A security guard was rescued by the Los Angeles County Fire Department on Thursday after his vehicle got caught in floodwaters at the Catch Basin on Chaney Trail in Altadena. Authorities said the man was suffering from hypothermia and was transported to a hospital, but crews were unable to access his sunken car.

Fast-rushing debris flows raced down the streets of hilly residential communities in Altadena and Pasadena in the storm, according to videos by the Altadena Mountain Rescue.

The downpour buried some homes and cars in mud, submerged streets, and flooded stores on Melrose Avenue in other parts of Los Angeles. In Hollywood Hills, a debris flow spewed 8 inches of mud across the famous Mulholland Drive, NBC Los Angeles reported.

As of Friday morning, portions of the Pacific Coast Highway remain shut down as bulldozers clear debris, and Malibu has closed schools for the time being. 
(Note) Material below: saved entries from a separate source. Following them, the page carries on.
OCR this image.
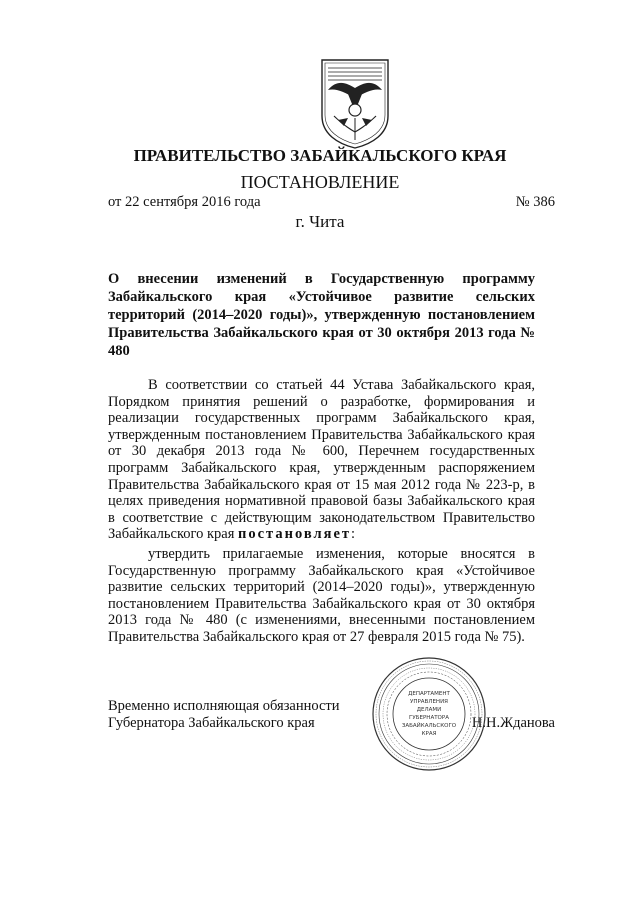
ПРАВИТЕЛЬСТВО ЗАБАЙКАЛЬСКОГО КРАЯ
ПОСТАНОВЛЕНИЕ
от 22 сентября 2016 года	№ 386
г. Чита
О внесении изменений в Государственную программу Забайкальского края «Устойчивое развитие сельских территорий (2014–2020 годы)», утвержденную постановлением Правительства Забайкальского края от 30 октября 2013 года № 480
В соответствии со статьей 44 Устава Забайкальского края, Порядком принятия решений о разработке, формирования и реализации государственных программ Забайкальского края, утвержденным постановлением Правительства Забайкальского края от 30 декабря 2013 года № 600, Перечнем государственных программ Забайкальского края, утвержденным распоряжением Правительства Забайкальского края от 15 мая 2012 года № 223-р, в целях приведения нормативной правовой базы Забайкальского края в соответствие с действующим законодательством Правительство Забайкальского края постановляет:
утвердить прилагаемые изменения, которые вносятся в Государственную программу Забайкальского края «Устойчивое развитие сельских территорий (2014–2020 годы)», утвержденную постановлением Правительства Забайкальского края от 30 октября 2013 года № 480 (с изменениями, внесенными постановлением Правительства Забайкальского края от 27 февраля 2015 года № 75).
Временно исполняющая обязанности
Губернатора Забайкальского края	Н.Н.Жданова
ДЕПАРТАМЕНТ
УПРАВЛЕНИЯ
ДЕЛАМИ
ГУБЕРНАТОРА
ЗАБАЙКАЛЬСКОГО
КРАЯ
Thursday’s storm marked the strongest of the season thus far. Together with midweek showers, it led to rainfall totals for the 48-hour period ending at 5 a.m. PT Friday of: 5.82 inches of rain in the San Gabriel Dam, 3.85 inches at Sepulveda Canyon at Mulholland Drive, 2.87 inches in downtown Los Angeles and 3.12 inches at Mount Wilson near the site of the Eaton Fire, according NBC Los Angeles. 

As many as 4 million people remain under flood watches across California on Friday morning, but the rain is already waning in intensity and will gradually end today.

California’s weather comes as much of the nation was battered by a series of storms over the past two weeks that dumped snow and led to ice accumulations to the Midwest and the Northeast, as well as heavy rain in the Southeast.